Third, “every teaching unit” is doing a lot of work here: I’m guessing they’re hedging here because if you say “department” the absurdity becomes plain. Simply put: we don’t have ideological litmus tests for our students, if for no other reason that we are desperate for more students. Does the Trump-administration seriously think a department with like eight majors, would turn away a prospective major because they know he’s in the Young Republicans? Finally, it’s worth noting that very few of the units the letter seems most upset about can admit their own students. If the department of African and African American Studies doesn’t have enough white students, it’s because too few white people have signed up to be majors. You could table harder at the major’s fair, you could hand out lollypops or have t-shirts made or whatever. But no one gets admitted to college into a major. You’d think these people would know that.

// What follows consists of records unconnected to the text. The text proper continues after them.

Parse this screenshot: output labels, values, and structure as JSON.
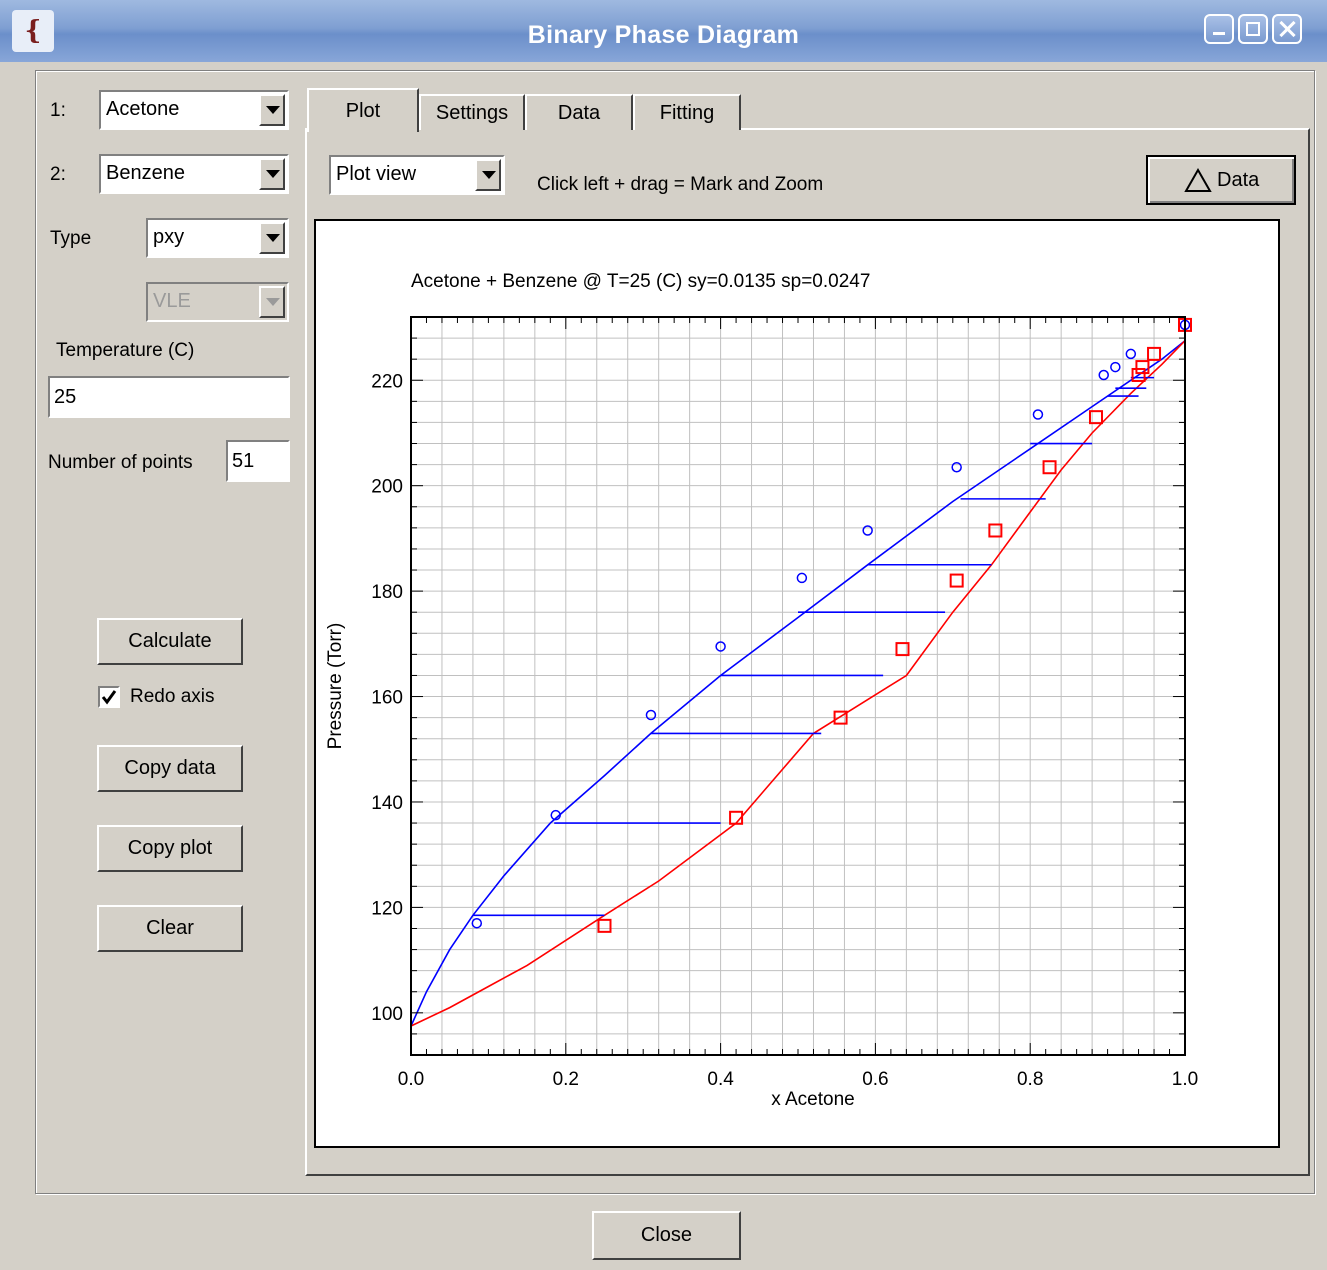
{
  "window": {
    "title": "Binary Phase Diagram",
    "logo_text": "{"
  },
  "left_panel": {
    "component1_label": "1:",
    "component1_value": "Acetone",
    "component2_label": "2:",
    "component2_value": "Benzene",
    "type_label": "Type",
    "type_value": "pxy",
    "subtype_value": "VLE",
    "temperature_label": "Temperature (C)",
    "temperature_value": "25",
    "points_label": "Number of points",
    "points_value": "51",
    "calculate_label": "Calculate",
    "redo_axis_label": "Redo axis",
    "redo_axis_checked": true,
    "copy_data_label": "Copy data",
    "copy_plot_label": "Copy plot",
    "clear_label": "Clear"
  },
  "tabs": [
    {
      "label": "Plot"
    },
    {
      "label": "Settings"
    },
    {
      "label": "Data"
    },
    {
      "label": "Fitting"
    }
  ],
  "plot_toolbar": {
    "view_value": "Plot view",
    "hint": "Click left + drag = Mark and Zoom",
    "data_button_label": "Data",
    "data_button_icon": "triangle-icon"
  },
  "footer": {
    "close_label": "Close"
  },
  "colors": {
    "vapor": "#0000ff",
    "liquid": "#ff0000",
    "grid": "#c0c0c0"
  },
  "chart_data": {
    "type": "line",
    "title": "Acetone + Benzene @ T=25 (C) sy=0.0135 sp=0.0247",
    "xlabel": "x Acetone",
    "ylabel": "Pressure (Torr)",
    "xlim": [
      0,
      1
    ],
    "ylim": [
      92,
      232
    ],
    "x_ticks": [
      "0.0",
      "0.2",
      "0.4",
      "0.6",
      "0.8",
      "1.0"
    ],
    "y_ticks": [
      "100",
      "120",
      "140",
      "160",
      "180",
      "200",
      "220"
    ],
    "grid": true,
    "series": [
      {
        "color": "#0000ff",
        "kind": "line",
        "x": [
          0.0,
          0.02,
          0.05,
          0.08,
          0.12,
          0.18,
          0.25,
          0.31,
          0.4,
          0.5,
          0.59,
          0.7,
          0.8,
          0.88,
          0.93,
          0.97,
          1.0
        ],
        "y": [
          97.5,
          104,
          112,
          118.5,
          126,
          136,
          145,
          153,
          164,
          175,
          185,
          197,
          207,
          215,
          220,
          224,
          227.5
        ]
      },
      {
        "color": "#ff0000",
        "kind": "line",
        "x": [
          0.0,
          0.05,
          0.1,
          0.15,
          0.25,
          0.32,
          0.42,
          0.52,
          0.64,
          0.7,
          0.75,
          0.8,
          0.84,
          0.88,
          0.93,
          0.97,
          1.0
        ],
        "y": [
          97.5,
          101,
          105,
          109,
          118.5,
          125,
          136,
          153,
          164,
          176,
          185,
          195,
          203,
          210,
          217.5,
          223,
          227.5
        ]
      },
      {
        "color": "#0000ff",
        "kind": "tielines",
        "x": [
          [
            0.08,
            0.25
          ],
          [
            0.185,
            0.4
          ],
          [
            0.31,
            0.53
          ],
          [
            0.4,
            0.61
          ],
          [
            0.5,
            0.69
          ],
          [
            0.59,
            0.75
          ],
          [
            0.71,
            0.82
          ],
          [
            0.8,
            0.88
          ],
          [
            0.9,
            0.94
          ],
          [
            0.91,
            0.95
          ],
          [
            0.93,
            0.96
          ]
        ],
        "y": [
          118.5,
          136,
          153,
          164,
          176,
          185,
          197.5,
          208,
          217,
          218.5,
          220.5
        ]
      },
      {
        "color": "#0000ff",
        "kind": "scatter-circle",
        "x": [
          0.085,
          0.187,
          0.31,
          0.4,
          0.505,
          0.59,
          0.705,
          0.81,
          0.895,
          0.91,
          0.93,
          1.0
        ],
        "y": [
          117,
          137.5,
          156.5,
          169.5,
          182.5,
          191.5,
          203.5,
          213.5,
          221,
          222.5,
          225,
          230.5
        ]
      },
      {
        "color": "#ff0000",
        "kind": "scatter-square",
        "x": [
          0.25,
          0.42,
          0.555,
          0.635,
          0.705,
          0.755,
          0.825,
          0.885,
          0.94,
          0.945,
          0.96,
          1.0
        ],
        "y": [
          116.5,
          137,
          156,
          169,
          182,
          191.5,
          203.5,
          213,
          221,
          222.5,
          225,
          230.5
        ]
      }
    ]
  }
}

At this point, you might ask: if this is so fantastical, Adrian, why do people believe this? Well, for a very simple reason: what you’re witnessing is not an accurate picture being painted of our universities. What you’re witnessing is their self-portrait. These are people who haven’t changed their mind since college, people who hated being the one conservative in that one history class, the ones who are convinced they didn’t get that essay prize because they wrote for the Dartmouth Review. These are the people who are convinced they would have gotten into Harvard and wouldn’t have to go to Duke, if it weren’t for their white skin. These are the people who invited Dinesh D’Souza to speak on campus, and when someone shouted at him during Q&A got to go on Tucker to talk about it in their beigest suit. When it comes to DOGE we are all living in the nightmarish hellscape of an aging tech nerd’s failing self-image; when it comes to the government and the universities, we’re living inside the neuroses and biographical hangups of guys who never got over having been deeply, deeply uncool in college.